ROMOSS Technology, once China’s top-selling power bank brand, has suspended all operations for six months, effective July 7, amid a financial crisis triggered by the recall of nearly half a million fire-prone devices.
The Shenzhen-based company confirmed the production halt through an internal notice circulated early Sunday, with only recall-related staff retaining employment.
Affected workers will receive full salaries for July before facing pay cuts — reduced to 80 percent of Guangdong province’s minimum wage from August onward. Social insurance contributions will similarly be calculated at minimum wage levels during the suspension period, according to the internal notice.

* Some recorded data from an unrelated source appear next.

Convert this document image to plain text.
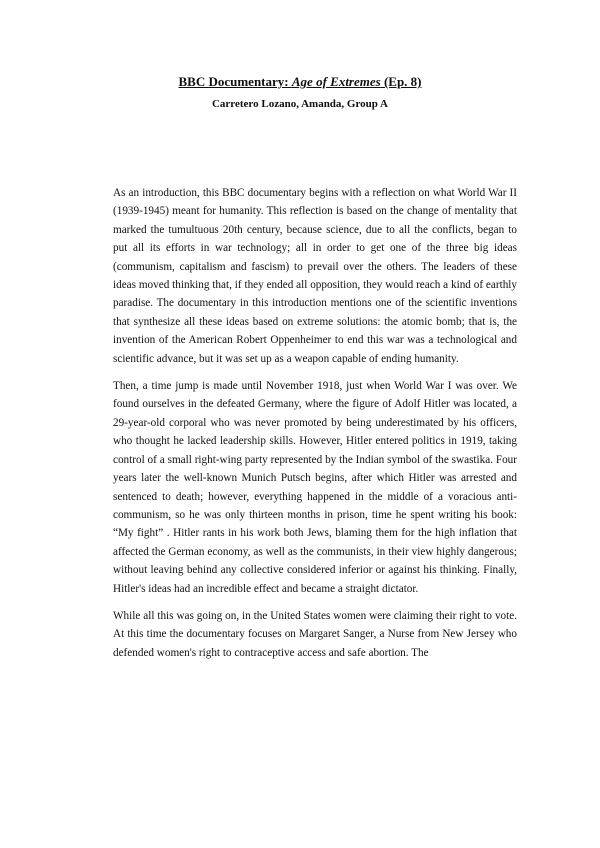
BBC Documentary: Age of Extremes (Ep. 8)
Carretero Lozano, Amanda, Group A

As an introduction, this BBC documentary begins with a reflection on what World War II (1939-1945) meant for humanity. This reflection is based on the change of mentality that marked the tumultuous 20th century, because science, due to all the conflicts, began to put all its efforts in war technology; all in order to get one of the three big ideas (communism, capitalism and fascism) to prevail over the others. The leaders of these ideas moved thinking that, if they ended all opposition, they would reach a kind of earthly paradise. The documentary in this introduction mentions one of the scientific inventions that synthesize all these ideas based on extreme solutions: the atomic bomb; that is, the invention of the American Robert Oppenheimer to end this war was a technological and scientific advance, but it was set up as a weapon capable of ending humanity.

Then, a time jump is made until November 1918, just when World War I was over. We found ourselves in the defeated Germany, where the figure of Adolf Hitler was located, a 29-year-old corporal who was never promoted by being underestimated by his officers, who thought he lacked leadership skills. However, Hitler entered politics in 1919, taking control of a small right-wing party represented by the Indian symbol of the swastika. Four years later the well-known Munich Putsch begins, after which Hitler was arrested and sentenced to death; however, everything happened in the middle of a voracious anti-communism, so he was only thirteen months in prison, time he spent writing his book: “My fight” . Hitler rants in his work both Jews, blaming them for the high inflation that affected the German economy, as well as the communists, in their view highly dangerous; without leaving behind any collective considered inferior or against his thinking. Finally, Hitler's ideas had an incredible effect and became a straight dictator.

While all this was going on, in the United States women were claiming their right to vote. At this time the documentary focuses on Margaret Sanger, a Nurse from New Jersey who defended women's right to contraceptive access and safe abortion. The
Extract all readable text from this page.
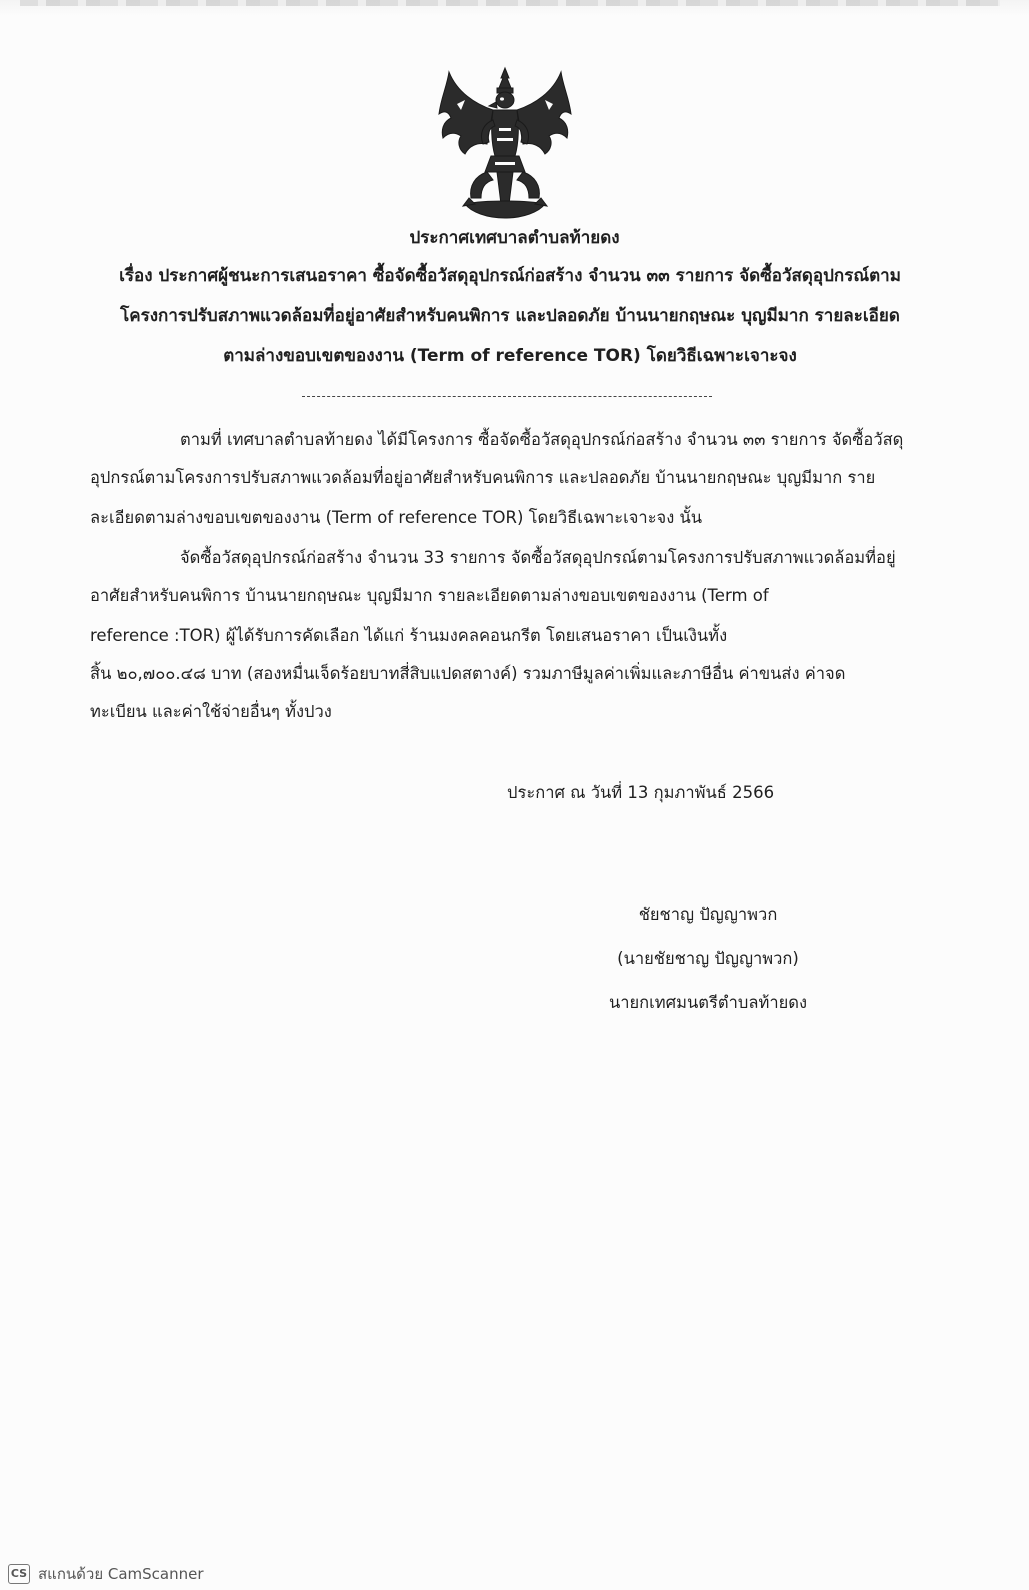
ประกาศเทศบาลตำบลท้ายดง
เรื่อง ประกาศผู้ชนะการเสนอราคา ซื้อจัดซื้อวัสดุอุปกรณ์ก่อสร้าง จำนวน ๓๓ รายการ จัดซื้อวัสดุอุปกรณ์ตาม
โครงการปรับสภาพแวดล้อมที่อยู่อาศัยสำหรับคนพิการ และปลอดภัย บ้านนายกฤษณะ บุญมีมาก รายละเอียด
ตามล่างขอบเขตของงาน (Term of reference TOR) โดยวิธีเฉพาะเจาะจง
ตามที่ เทศบาลตำบลท้ายดง ได้มีโครงการ ซื้อจัดซื้อวัสดุอุปกรณ์ก่อสร้าง จำนวน ๓๓ รายการ จัดซื้อวัสดุ
อุปกรณ์ตามโครงการปรับสภาพแวดล้อมที่อยู่อาศัยสำหรับคนพิการ และปลอดภัย บ้านนายกฤษณะ บุญมีมาก ราย
ละเอียดตามล่างขอบเขตของงาน (Term of reference TOR) โดยวิธีเฉพาะเจาะจง นั้น
จัดซื้อวัสดุอุปกรณ์ก่อสร้าง จำนวน 33 รายการ จัดซื้อวัสดุอุปกรณ์ตามโครงการปรับสภาพแวดล้อมที่อยู่
อาศัยสำหรับคนพิการ บ้านนายกฤษณะ บุญมีมาก รายละเอียดตามล่างขอบเขตของงาน (Term of
reference :TOR) ผู้ได้รับการคัดเลือก ได้แก่ ร้านมงคลคอนกรีต โดยเสนอราคา เป็นเงินทั้ง
สิ้น ๒๐,๗๐๐.๔๘ บาท (สองหมื่นเจ็ดร้อยบาทสี่สิบแปดสตางค์) รวมภาษีมูลค่าเพิ่มและภาษีอื่น ค่าขนส่ง ค่าจด
ทะเบียน และค่าใช้จ่ายอื่นๆ ทั้งปวง
ประกาศ ณ วันที่ 13 กุมภาพันธ์ 2566
ชัยชาญ ปัญญาพวก
(นายชัยชาญ ปัญญาพวก)
นายกเทศมนตรีตำบลท้ายดง
CS สแกนด้วย CamScanner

This drastic measure follows ROMOSS’s June 16 recall of 491,745 power banks (models PAC20-272, PAC20-392, PLT20A-152) manufactured between June 2023 and July 2024.
The company identified "substandard separator materials in certain battery cells" as creating overheating hazards that could "ignite under extreme conditions."
The admission validated months of escalating safety incidents, including multiple fires at Beijing university campuses, where at least 21 institutions banned ROMOSS products after tests revealed charging temperatures reaching as high as 87 degrees Celsius, five times higher than industry norms.
The crisis reached critical levels when a Hong Kong Airlines flight had to divert in March 2025 after a ROMOSS power bank caught fire mid-air, despite bearing aviation safety certifications. This incident prompted nationwide transportation bans and ultimately triggered regulatory intervention.
On June 28, China's Civil Aviation Administration banned all power banks without visible 3C (China Compulsory Certification) labels or those on recall lists. The policy currently applies to domestic flights.
China’s market watchdog suspended ROMOSS’s mandatory 3C quality certifications in late June, paralyzing sales channels overnight.
For the company that commanded 40 percent of China’s online power bank market and ranked No.1 on Tmall for a decade, the collapse has been precipitous.